ECLI:NL:CRVB:2004:AP0527

Centrale Raad van Beroep

Datum uitspraak
1 juni 2004
Publicatiedatum
4 april 2013
Zaaknummer
03/6100 CSV
Instantie
Centrale Raad van Beroep
Type
Uitspraak
Procedures
  • Hoger beroep
Rechters
  • B.J. van der Net
Vindplaatsen
  • Rechtspraak.nl
AI samenvatting door LexboostAutomatisch gegenereerd

Niet-ontvankelijkverklaring van bezwaar wegens te late indiening van gronden

In deze zaak gaat het om de niet-ontvankelijkverklaring van het bezwaar van appellante, C.V., door de Raad van bestuur van het Uitvoeringsinstituut werknemersverzekeringen (Uwv). De zaak is ontstaan na de inwerkingtreding van de Wet structuur uitvoeringsorganisatie werk en inkomen op 1 januari 2002, waarbij het Uwv in de plaats is getreden van het Landelijk instituut sociale verzekeringen (Lisv). Appellante heeft op 15 januari 2004 hoger beroep ingesteld tegen een uitspraak van de rechtbank Amsterdam van 28 oktober 2003, waarin het beroep tegen het besluit van 11 november 2002 ongegrond werd verklaard. De rechtbank oordeelde dat appellante niet voldeed aan de formele vereisten van het bezwaarschrift zoals gesteld in artikel 6:5 van de Algemene wet bestuursrecht (Awb).

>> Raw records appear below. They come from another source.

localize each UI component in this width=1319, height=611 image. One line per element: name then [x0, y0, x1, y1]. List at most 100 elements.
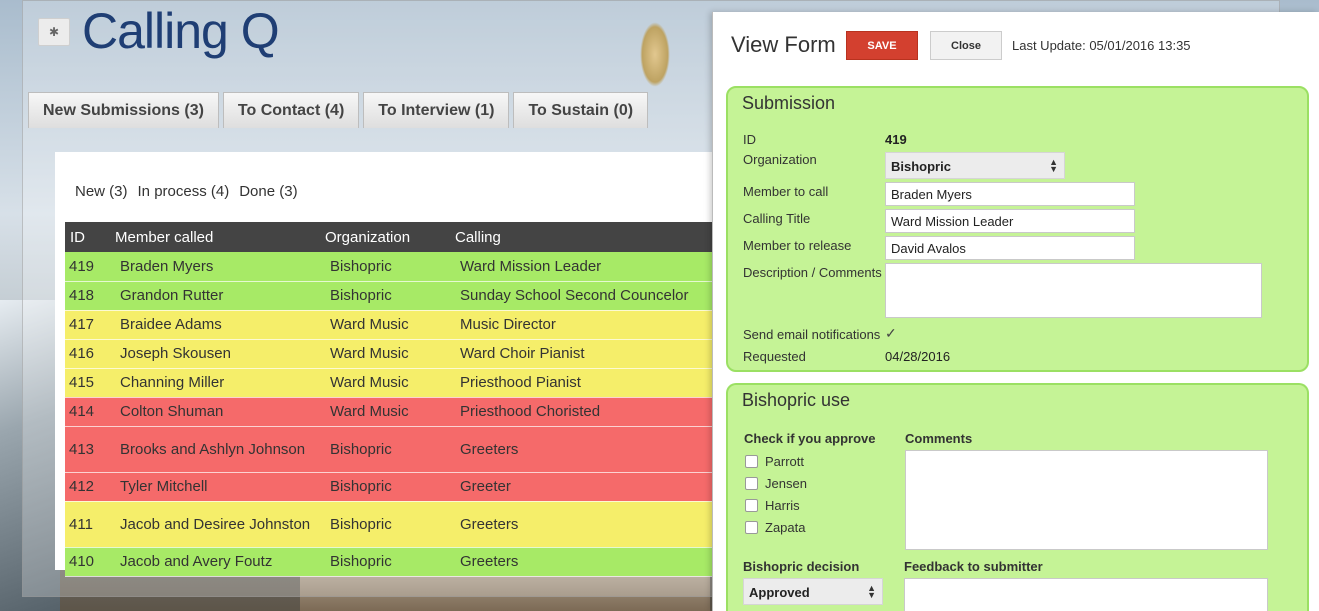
cell-calling: Greeters	[450, 547, 715, 577]
last-update: Last Update: 05/01/2016 13:35	[1012, 38, 1191, 53]
feedback-textarea[interactable]	[904, 578, 1268, 611]
cell-id: 413	[65, 426, 110, 473]
tab-to-interview[interactable]: To Interview (1)	[363, 92, 510, 128]
decision-select[interactable]: Approved ▲ ▼	[743, 578, 883, 605]
cell-calling: Greeter	[450, 472, 715, 502]
feedback-label: Feedback to submitter	[904, 559, 1043, 574]
select-arrow-icon: ▲ ▼	[1049, 157, 1058, 174]
settings-button[interactable]: ✱	[38, 18, 70, 46]
table-row[interactable]: 414 Colton Shuman Ward Music Priesthood Cho…	[65, 397, 715, 427]
organization-label: Organization	[743, 152, 817, 167]
column-header-member[interactable]: Member called	[110, 222, 320, 252]
table-row[interactable]: 413 Brooks and Ashlyn Johnson Bishopric Gre…	[65, 426, 715, 473]
table-row[interactable]: 410 Jacob and Avery Foutz Bishopric Greeter…	[65, 547, 715, 577]
cell-id: 415	[65, 368, 110, 398]
table-row[interactable]: 419 Braden Myers Bishopric Ward Mission Lea…	[65, 252, 715, 282]
approver-name: Zapata	[765, 520, 806, 535]
cell-calling: Music Director	[450, 310, 715, 340]
cell-calling: Ward Mission Leader	[450, 252, 715, 282]
cell-organization: Bishopric	[320, 252, 450, 282]
submission-card: Submission ID 419 Organization Bishopric…	[726, 86, 1309, 372]
cell-organization: Ward Music	[320, 368, 450, 398]
requested-value: 04/28/2016	[885, 349, 951, 364]
member-to-release-input[interactable]: David Avalos	[885, 236, 1135, 260]
save-button[interactable]: SAVE	[846, 31, 918, 60]
member-to-call-label: Member to call	[743, 184, 829, 199]
bishopric-card: Bishopric use Check if you approve Comme…	[726, 383, 1309, 611]
cell-member: Jacob and Avery Foutz	[110, 547, 320, 577]
cell-id: 419	[65, 252, 110, 282]
table-row[interactable]: 418 Grandon Rutter Bishopric Sunday School …	[65, 281, 715, 311]
tab-to-sustain[interactable]: To Sustain (0)	[513, 92, 649, 128]
cell-member: Brooks and Ashlyn Johnson	[110, 426, 320, 473]
cell-member: Jacob and Desiree Johnston	[110, 501, 320, 548]
filter-in-process[interactable]: In process (4)	[138, 183, 230, 200]
cell-id: 410	[65, 547, 110, 577]
filter-done[interactable]: Done (3)	[239, 183, 297, 200]
cell-member: Braidee Adams	[110, 310, 320, 340]
cell-calling: Greeters	[450, 501, 715, 548]
approve-checkbox-zapata[interactable]	[745, 521, 758, 534]
cell-member: Tyler Mitchell	[110, 472, 320, 502]
email-notifications-label: Send email notifications	[743, 327, 881, 342]
approver-name: Parrott	[765, 454, 805, 469]
column-header-id[interactable]: ID	[65, 222, 110, 252]
tab-to-contact[interactable]: To Contact (4)	[222, 92, 360, 128]
cell-organization: Bishopric	[320, 472, 450, 502]
cell-calling: Sunday School Second Councelor	[450, 281, 715, 311]
cell-organization: Bishopric	[320, 281, 450, 311]
view-form-panel: View Form SAVE Close Last Update: 05/01/…	[712, 12, 1319, 611]
cell-member: Joseph Skousen	[110, 339, 320, 369]
bishopric-title: Bishopric use	[742, 390, 851, 410]
submissions-table: ID Member called Organization Calling 41…	[65, 222, 715, 577]
tab-new-submissions[interactable]: New Submissions (3)	[28, 92, 219, 128]
approve-label: Check if you approve	[744, 431, 876, 446]
cell-organization: Ward Music	[320, 339, 450, 369]
cell-member: Colton Shuman	[110, 397, 320, 427]
cell-calling: Ward Choir Pianist	[450, 339, 715, 369]
column-header-organization[interactable]: Organization	[320, 222, 450, 252]
email-notifications-checkbox[interactable]: ✓	[885, 325, 897, 342]
cell-member: Channing Miller	[110, 368, 320, 398]
gear-icon: ✱	[48, 25, 60, 39]
table-row[interactable]: 415 Channing Miller Ward Music Priesthood P…	[65, 368, 715, 398]
table-row[interactable]: 412 Tyler Mitchell Bishopric Greeter	[65, 472, 715, 502]
approve-checkbox-harris[interactable]	[745, 499, 758, 512]
decision-select-value: Approved	[749, 585, 810, 600]
approve-checkbox-jensen[interactable]	[745, 477, 758, 490]
cell-calling: Priesthood Choristed	[450, 397, 715, 427]
column-header-calling[interactable]: Calling	[450, 222, 715, 252]
cell-organization: Ward Music	[320, 310, 450, 340]
calling-title-input[interactable]: Ward Mission Leader	[885, 209, 1135, 233]
approver-name: Jensen	[765, 476, 807, 491]
filter-links: New (3) In process (4) Done (3)	[75, 183, 298, 200]
cell-calling: Priesthood Pianist	[450, 368, 715, 398]
organization-select-value: Bishopric	[891, 159, 951, 174]
decision-label: Bishopric decision	[743, 559, 860, 574]
table-row[interactable]: 416 Joseph Skousen Ward Music Ward Choir Pi…	[65, 339, 715, 369]
organization-select[interactable]: Bishopric ▲ ▼	[885, 152, 1065, 179]
description-textarea[interactable]	[885, 263, 1262, 318]
approve-checkbox-parrott[interactable]	[745, 455, 758, 468]
table-row[interactable]: 417 Braidee Adams Ward Music Music Director	[65, 310, 715, 340]
cell-organization: Ward Music	[320, 397, 450, 427]
cell-id: 411	[65, 501, 110, 548]
table-row[interactable]: 411 Jacob and Desiree Johnston Bishopric Gr…	[65, 501, 715, 548]
comments-textarea[interactable]	[905, 450, 1268, 550]
table-header-row: ID Member called Organization Calling	[65, 222, 715, 252]
cell-organization: Bishopric	[320, 547, 450, 577]
cell-id: 416	[65, 339, 110, 369]
approver-name: Harris	[765, 498, 800, 513]
requested-label: Requested	[743, 349, 806, 364]
cell-id: 417	[65, 310, 110, 340]
filter-new[interactable]: New (3)	[75, 183, 128, 200]
member-to-call-input[interactable]: Braden Myers	[885, 182, 1135, 206]
submission-title: Submission	[742, 93, 836, 113]
calling-title-label: Calling Title	[743, 211, 811, 226]
cell-id: 412	[65, 472, 110, 502]
panel-title: View Form	[731, 32, 836, 57]
member-to-release-label: Member to release	[743, 238, 852, 253]
cell-member: Grandon Rutter	[110, 281, 320, 311]
cell-calling: Greeters	[450, 426, 715, 473]
close-button[interactable]: Close	[930, 31, 1002, 60]
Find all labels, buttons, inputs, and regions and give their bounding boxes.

Tijdens de zitting op 11 mei 2004 is appellante niet verschenen, terwijl gedaagde zich liet vertegenwoordigen door mr. F. Verhaart. De Centrale Raad van Beroep heeft in zijn uitspraak op 1 juni 2004 bevestigd dat het hoger beroep niet kon slagen. De Raad oordeelde dat appellante voldoende tijd had gehad om haar gronden te formuleren en dat er geen reden was om aan te nemen dat de complexiteit van de zaak meer tijd vereiste. De Raad concludeerde dat het te laat indienen van de gronden niet op gedaagde kon worden afgewenteld.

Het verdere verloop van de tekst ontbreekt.